Mohawk, formerly Mohawk Fine Papers, has a new logo. The new M is the centerpiece of a dynamic branding system created for Mohawk by Pentagram, to signal the dramatic changes underway as this 81 year-old company reinvents itself to thrive in today’s digital world.
THE NEW MARK
Mohawk’s new mark is based on the letter M. On one level, it is a monogram for the name Mohawk. It is also constructed to evoke the papermaking process and the printing process, both of which involve the paper moving around cylinders. The logo also speaks to the basic idea of connection, which is what Mohawk paper is designed for. “… Whether it’s for a small book of photos featuring your niece and nephew or for a giant global corporation, it’s about communication,” said Michael Bierut, who lead the branding team at Pentagram and whose firm has been Mohawk’s primary brand agency for over 20 years.

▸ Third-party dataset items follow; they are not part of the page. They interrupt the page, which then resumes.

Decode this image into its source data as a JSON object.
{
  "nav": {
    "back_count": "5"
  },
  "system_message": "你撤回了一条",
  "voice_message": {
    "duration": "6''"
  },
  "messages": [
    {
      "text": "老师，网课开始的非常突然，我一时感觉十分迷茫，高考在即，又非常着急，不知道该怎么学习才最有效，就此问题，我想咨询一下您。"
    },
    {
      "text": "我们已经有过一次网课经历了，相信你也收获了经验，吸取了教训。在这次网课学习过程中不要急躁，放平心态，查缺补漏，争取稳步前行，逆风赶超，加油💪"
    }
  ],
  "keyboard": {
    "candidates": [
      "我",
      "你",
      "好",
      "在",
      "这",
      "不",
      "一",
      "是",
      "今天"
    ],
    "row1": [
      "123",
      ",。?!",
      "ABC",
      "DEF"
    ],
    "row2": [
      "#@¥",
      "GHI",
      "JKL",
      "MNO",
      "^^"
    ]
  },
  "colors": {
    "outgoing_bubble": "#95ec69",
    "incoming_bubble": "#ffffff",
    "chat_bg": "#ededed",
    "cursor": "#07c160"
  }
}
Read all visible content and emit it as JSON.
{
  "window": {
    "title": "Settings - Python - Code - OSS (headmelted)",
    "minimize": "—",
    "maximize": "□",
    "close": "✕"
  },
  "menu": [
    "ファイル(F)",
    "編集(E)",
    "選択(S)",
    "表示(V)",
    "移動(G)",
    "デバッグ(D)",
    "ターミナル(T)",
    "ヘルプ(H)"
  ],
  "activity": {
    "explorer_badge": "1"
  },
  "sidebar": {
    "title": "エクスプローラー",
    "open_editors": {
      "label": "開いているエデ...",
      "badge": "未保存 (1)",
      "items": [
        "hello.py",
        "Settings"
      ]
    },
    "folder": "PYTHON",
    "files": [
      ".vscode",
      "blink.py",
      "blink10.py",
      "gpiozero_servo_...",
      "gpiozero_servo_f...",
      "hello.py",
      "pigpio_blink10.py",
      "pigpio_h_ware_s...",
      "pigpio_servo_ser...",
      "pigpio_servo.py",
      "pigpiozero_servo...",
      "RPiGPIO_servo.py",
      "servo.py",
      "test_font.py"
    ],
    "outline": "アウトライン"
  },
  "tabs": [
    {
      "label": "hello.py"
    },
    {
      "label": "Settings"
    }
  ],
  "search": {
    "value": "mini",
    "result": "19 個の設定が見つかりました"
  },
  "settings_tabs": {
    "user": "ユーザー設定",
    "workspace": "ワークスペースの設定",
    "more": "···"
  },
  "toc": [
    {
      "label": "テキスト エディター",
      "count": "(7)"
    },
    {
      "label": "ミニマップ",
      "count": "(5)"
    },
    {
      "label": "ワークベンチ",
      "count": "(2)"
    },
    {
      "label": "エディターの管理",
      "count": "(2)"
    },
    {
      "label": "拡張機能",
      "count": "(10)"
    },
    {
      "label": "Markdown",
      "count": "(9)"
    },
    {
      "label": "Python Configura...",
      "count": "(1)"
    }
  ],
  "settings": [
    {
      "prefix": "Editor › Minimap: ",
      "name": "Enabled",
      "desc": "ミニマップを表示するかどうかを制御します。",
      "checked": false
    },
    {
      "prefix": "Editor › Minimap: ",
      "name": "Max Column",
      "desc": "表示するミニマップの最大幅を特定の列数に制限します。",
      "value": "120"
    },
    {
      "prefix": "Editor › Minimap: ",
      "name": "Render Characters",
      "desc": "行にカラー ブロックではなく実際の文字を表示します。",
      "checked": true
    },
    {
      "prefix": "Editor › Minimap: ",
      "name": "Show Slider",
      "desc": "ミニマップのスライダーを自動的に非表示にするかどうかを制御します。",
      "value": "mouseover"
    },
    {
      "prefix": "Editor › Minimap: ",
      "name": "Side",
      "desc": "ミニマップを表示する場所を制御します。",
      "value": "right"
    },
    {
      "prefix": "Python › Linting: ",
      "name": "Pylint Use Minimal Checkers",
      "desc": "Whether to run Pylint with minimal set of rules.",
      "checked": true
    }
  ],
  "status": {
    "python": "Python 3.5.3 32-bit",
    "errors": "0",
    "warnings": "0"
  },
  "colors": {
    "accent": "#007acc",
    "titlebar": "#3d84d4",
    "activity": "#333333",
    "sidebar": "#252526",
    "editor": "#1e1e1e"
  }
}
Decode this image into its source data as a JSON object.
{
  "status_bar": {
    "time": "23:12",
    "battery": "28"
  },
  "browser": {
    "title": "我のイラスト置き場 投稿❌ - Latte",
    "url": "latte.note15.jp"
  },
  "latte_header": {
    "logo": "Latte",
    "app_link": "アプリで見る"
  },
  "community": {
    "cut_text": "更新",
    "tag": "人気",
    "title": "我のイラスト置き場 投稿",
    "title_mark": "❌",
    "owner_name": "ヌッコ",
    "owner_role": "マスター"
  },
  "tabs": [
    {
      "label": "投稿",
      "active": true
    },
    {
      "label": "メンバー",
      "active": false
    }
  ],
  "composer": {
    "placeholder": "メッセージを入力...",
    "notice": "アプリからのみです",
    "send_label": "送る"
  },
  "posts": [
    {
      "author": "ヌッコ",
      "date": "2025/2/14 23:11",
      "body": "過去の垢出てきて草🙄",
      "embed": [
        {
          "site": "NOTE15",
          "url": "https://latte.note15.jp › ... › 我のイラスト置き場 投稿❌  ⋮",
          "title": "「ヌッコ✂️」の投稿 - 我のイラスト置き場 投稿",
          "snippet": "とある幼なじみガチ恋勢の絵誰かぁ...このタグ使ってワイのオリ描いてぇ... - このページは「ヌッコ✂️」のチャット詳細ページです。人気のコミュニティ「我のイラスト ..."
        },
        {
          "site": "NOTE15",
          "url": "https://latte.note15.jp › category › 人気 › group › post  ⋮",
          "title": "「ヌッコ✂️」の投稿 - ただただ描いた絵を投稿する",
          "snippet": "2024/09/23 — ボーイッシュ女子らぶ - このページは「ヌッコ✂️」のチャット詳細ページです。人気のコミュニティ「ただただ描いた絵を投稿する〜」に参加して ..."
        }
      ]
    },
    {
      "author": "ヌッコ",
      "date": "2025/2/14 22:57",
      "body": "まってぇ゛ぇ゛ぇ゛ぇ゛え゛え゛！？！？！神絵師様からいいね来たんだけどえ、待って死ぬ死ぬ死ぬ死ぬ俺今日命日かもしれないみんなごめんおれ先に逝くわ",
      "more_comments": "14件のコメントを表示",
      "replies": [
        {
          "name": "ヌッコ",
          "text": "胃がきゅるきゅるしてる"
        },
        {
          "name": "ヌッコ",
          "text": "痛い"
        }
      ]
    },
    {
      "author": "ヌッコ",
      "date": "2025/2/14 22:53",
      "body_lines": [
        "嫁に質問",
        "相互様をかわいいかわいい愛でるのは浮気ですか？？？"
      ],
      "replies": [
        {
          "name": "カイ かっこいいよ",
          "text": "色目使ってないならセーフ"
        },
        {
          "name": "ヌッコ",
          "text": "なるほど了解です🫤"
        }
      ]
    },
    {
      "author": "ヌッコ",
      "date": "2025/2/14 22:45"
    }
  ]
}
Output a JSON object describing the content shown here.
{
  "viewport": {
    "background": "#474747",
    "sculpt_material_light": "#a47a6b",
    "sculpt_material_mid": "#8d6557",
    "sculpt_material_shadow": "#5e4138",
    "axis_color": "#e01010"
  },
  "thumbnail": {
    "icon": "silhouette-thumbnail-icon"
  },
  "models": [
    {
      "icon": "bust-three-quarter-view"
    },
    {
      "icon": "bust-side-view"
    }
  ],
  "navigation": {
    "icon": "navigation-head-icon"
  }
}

A MARK FOR A DIGITAL COMPANY IN A DIGITAL WORLD
The logo also speaks to the connections Mohawk is leveraging in the digital, design, and photo spaces to develop new web-based offerings, as well the strategic partnerships Mohawk has recently forged with companies like Blurb.com and Moo.com. “The logo is toy-like, which encourages experimentation,” said Bierut.
When Mohawk was exclusively a papermaker, the logo was primarily visible on advertising, swatchbooks, brochures, and ream wraps. Today, Mohawk does much more online and off. “There are situations where the logo functions as more of an ingredient, an ‘endorsing brand,’ like in the case of Felt & Wire [http://www.feltandwire.com] and other digital media enterprises,” said Bierut. “For these online experiences, Mohawk should not be the headline, but something supporting a larger experience. We are in a world where a lot of things depend on apps, so having a logo that can be reduced to a button and that works adjacent to a URL and so forth is important.”
“Mohawk needed a symbol — a reducible thing that can work with the name ‘Mohawk’ but also stand alone. This time, the identity needs to function in many, many more ways than the first and second times we had approached this,” he said. Pentagram redesigned the Mohawk logo first in 1991 and again in 2002.
NEW MOHAWK COLORS: EXPRESSING CHANGE AND CHANGEABILITY
The M, with or without the name “Mohawk,” appears in different colors and configurations depending upon whom Mohawk is talking with, where the conversation is taking place, and when, emphasizing Mohawk’s desire to connect with all of its customers, each in a more personal way. “We wanted to show that a company that has been around as long as Mohawk has — with stability and endurance — is still capable of changing the way it looks the next time you see it, and the time after that and the time after that. Color is a great tool to do that,” said Bierut. When asked if it was challenging to decide what colors would best express Mohawk, Bierut said, “I would say the hardest part was reducing all the different colors and combinations that looked fantastic to a practical number we could use for the launch.”
THE MOHAWK BRAND SYSTEM
The M is, by design, a building-block to a dynamic, colorful branding system that will become increasingly apparent to customers over time. Brand assets for the launch include more than a dozen color variations of the core logo. Multiple patterns, derived from the shape of the M, were created by the Pentagram team for the brand launch; more iterations are expected over time.
This fluid, evolutionary approach to branding meets another strategic need for Mohawk. “We have a history of working with many design studios,” said Mohawk’s Laura Shore, SVP, Communications and Innovation Strategy. “Pentagram has always done our branding, but we like to bring in the best person or team for any given project, whether it’s VSA Partners, AdamsMorioka, CarboneSmolan, Volume Inc., Tomorrow Partners, or a local partner like Aurora Design. So the system needed to inspire and engage other designers — and yet provide a sort of vision map at the same time. Pentagram understands that, embraces that, and they’ve created a toolkit that encourages experimentation.”
The changing nature of Mohawk’s brand architecture is now visible via the work of recent Mohawk design partners, such as San Francisco-based Hydrant, charged with creating the brand experience for MohawkConnects.com and Michael McGinn Design Office, the firm that designed and engineered Mohawk’s primary specification system and related tools. “Nothing excites me more than seeing the early brand strategy work conducted by Nucleus Branding begin to unfold in the market. And nothing could be more important at this point in Mohawk’s evolution as a company,” said Shore.